À semelhança dos restantes especialistas, Sofia Duque defende que é necessário melhorar a relação médico-doente, havendo uma “resposta rápida do médico quando contactado pelo doente”. Aos olhos da especialista é necessário que o profissional de saúde considere, assim, as queixas do doente como verdadeiras, defina objetivos e expectativas realistas.
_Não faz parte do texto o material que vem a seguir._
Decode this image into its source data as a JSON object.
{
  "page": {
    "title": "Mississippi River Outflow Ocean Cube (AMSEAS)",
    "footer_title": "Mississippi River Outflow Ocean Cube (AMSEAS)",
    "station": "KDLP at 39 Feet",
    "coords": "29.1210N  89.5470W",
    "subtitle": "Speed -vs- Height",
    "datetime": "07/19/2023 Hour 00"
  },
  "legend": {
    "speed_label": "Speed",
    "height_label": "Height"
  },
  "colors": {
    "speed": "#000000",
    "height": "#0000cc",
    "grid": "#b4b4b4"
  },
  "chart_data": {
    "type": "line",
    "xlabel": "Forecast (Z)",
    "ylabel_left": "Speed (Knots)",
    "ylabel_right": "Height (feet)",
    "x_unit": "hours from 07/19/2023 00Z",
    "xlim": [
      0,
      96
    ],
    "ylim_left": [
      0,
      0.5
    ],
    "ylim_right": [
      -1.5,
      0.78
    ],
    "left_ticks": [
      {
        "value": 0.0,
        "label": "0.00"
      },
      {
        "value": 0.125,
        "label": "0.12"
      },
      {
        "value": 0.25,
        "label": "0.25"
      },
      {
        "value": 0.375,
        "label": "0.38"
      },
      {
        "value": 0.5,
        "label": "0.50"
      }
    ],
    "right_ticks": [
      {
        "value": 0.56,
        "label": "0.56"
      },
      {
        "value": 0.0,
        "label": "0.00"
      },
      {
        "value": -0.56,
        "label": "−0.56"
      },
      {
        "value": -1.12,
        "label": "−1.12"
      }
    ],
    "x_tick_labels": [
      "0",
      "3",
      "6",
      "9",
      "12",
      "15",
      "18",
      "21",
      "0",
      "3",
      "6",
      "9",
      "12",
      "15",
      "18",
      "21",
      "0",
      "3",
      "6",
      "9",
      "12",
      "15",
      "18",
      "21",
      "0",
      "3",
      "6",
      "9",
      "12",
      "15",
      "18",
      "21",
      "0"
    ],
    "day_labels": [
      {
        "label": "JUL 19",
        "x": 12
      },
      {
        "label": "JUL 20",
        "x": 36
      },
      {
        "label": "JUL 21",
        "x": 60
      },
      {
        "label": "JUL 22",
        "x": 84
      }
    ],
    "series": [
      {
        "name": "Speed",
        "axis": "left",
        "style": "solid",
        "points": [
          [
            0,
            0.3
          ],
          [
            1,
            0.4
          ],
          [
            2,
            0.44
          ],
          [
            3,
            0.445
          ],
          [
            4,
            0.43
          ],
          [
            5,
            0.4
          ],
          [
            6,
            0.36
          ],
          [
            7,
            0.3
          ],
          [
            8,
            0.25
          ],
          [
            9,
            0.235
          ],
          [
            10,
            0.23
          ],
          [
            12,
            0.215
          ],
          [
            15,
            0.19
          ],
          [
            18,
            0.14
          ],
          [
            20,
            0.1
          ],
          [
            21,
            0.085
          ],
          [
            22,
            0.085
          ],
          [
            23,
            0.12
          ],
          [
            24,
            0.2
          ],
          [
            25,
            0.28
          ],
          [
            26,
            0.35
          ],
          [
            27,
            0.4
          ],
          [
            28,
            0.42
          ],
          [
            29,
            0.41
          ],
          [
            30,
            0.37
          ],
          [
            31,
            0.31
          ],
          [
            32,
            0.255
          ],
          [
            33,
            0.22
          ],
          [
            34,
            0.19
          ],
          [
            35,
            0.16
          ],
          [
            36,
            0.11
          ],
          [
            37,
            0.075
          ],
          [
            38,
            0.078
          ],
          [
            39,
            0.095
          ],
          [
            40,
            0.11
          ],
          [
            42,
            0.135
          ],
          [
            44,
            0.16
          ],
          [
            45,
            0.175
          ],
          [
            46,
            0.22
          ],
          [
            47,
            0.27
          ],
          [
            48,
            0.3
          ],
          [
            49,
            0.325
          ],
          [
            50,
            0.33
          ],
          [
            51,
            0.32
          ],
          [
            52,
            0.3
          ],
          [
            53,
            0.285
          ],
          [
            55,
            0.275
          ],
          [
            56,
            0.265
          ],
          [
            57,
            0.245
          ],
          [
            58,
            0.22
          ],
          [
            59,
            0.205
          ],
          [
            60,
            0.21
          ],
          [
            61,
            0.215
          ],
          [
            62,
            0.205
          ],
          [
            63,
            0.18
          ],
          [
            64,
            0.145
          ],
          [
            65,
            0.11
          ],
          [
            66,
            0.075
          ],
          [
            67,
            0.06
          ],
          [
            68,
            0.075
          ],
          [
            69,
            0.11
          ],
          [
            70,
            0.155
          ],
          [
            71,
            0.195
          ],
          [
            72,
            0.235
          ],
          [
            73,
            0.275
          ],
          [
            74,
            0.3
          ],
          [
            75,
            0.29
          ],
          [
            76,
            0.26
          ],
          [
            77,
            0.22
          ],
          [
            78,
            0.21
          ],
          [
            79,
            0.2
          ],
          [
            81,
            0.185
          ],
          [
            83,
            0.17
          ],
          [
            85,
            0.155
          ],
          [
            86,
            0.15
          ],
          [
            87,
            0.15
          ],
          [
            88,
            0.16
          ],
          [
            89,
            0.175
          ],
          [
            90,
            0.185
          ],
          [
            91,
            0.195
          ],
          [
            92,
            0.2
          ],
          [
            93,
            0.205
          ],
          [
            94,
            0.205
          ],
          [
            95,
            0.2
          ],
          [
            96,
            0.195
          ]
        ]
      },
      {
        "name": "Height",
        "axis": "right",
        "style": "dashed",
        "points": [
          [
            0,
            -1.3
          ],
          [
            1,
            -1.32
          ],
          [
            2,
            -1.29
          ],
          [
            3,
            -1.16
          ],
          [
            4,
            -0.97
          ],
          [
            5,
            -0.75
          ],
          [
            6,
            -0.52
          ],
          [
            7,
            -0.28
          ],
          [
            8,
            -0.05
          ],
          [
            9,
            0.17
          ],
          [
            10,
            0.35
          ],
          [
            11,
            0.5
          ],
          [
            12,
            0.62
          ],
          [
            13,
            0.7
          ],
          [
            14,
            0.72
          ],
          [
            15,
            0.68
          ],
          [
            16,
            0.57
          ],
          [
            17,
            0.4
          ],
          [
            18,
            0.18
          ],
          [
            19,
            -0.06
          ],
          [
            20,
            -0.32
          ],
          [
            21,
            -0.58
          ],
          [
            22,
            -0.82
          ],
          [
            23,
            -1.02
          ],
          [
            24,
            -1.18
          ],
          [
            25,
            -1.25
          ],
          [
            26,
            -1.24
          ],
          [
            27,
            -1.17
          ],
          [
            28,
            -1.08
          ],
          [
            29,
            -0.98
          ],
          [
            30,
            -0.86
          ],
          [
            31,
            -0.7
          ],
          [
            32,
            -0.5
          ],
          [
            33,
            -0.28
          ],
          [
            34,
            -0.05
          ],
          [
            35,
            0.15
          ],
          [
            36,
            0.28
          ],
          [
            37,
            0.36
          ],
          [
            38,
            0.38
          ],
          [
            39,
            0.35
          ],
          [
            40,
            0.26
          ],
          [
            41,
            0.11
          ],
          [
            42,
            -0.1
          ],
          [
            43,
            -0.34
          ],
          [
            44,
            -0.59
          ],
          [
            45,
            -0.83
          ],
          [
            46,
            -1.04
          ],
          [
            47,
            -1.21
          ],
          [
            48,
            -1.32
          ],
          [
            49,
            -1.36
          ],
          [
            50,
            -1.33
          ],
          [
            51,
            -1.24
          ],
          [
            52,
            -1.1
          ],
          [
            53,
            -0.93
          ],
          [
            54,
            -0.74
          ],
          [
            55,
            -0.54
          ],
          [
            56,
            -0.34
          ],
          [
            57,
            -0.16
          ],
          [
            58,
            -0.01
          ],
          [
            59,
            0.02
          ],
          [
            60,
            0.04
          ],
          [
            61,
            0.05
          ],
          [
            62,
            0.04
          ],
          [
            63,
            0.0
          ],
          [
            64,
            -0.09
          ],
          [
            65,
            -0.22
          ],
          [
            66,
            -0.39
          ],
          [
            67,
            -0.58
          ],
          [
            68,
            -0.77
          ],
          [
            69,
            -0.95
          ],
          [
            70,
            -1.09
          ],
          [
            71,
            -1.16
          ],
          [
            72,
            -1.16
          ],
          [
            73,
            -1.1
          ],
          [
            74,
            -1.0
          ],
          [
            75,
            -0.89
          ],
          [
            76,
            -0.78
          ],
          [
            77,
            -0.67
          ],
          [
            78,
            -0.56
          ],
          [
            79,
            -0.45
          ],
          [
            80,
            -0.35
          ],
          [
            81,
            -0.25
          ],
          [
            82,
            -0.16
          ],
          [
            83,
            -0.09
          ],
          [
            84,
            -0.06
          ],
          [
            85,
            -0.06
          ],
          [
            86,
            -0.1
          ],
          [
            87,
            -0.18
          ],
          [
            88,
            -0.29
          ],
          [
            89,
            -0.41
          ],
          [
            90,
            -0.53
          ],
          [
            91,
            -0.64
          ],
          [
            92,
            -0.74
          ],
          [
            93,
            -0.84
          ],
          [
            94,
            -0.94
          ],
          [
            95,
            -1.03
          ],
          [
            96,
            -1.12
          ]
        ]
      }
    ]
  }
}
Quando a dor traz más notícias e quando dói até ao fim
A importância da ética na comunicação foi o tema que encerrou a sessão “Um olhar ético sobre a dor”. Isabel Galriça Neto, médica especialista em cuidados paliativos há mais de vinte anos, defende que para ser um “bom profissional de saúde” é preciso ter “empatia e compaixão”. A especialista frisa que transmitir a transição do doente para os cuidados paliativos “é sempre uma péssima notícia”, sendo fundamental que haja um “olhar ético por parte do profissional de saúde”.
Segundo Isabel Galriça Neto, o objetivo da medicina não pode ser só a cura. “É preciso haver uma preocupação pela dor e sofrimento dos doentes”, defende. A médica frisa que a dor não é unicamente física, havendo muito doentes que têm “dor de alma”.
Aos olhos da especialista “os doentes incuráveis não são doentes intratáveis”, defende, assim, que “ter cuidados paliativos não deveria ser uma opção, mas sim um direito para todos os doentes em qualquer fase da doença”. Aliás, sublinhou, “consagrado na Lei”.
A sessão foi encerrada por Walter Osswald, Presidente da Fundação Grunhental.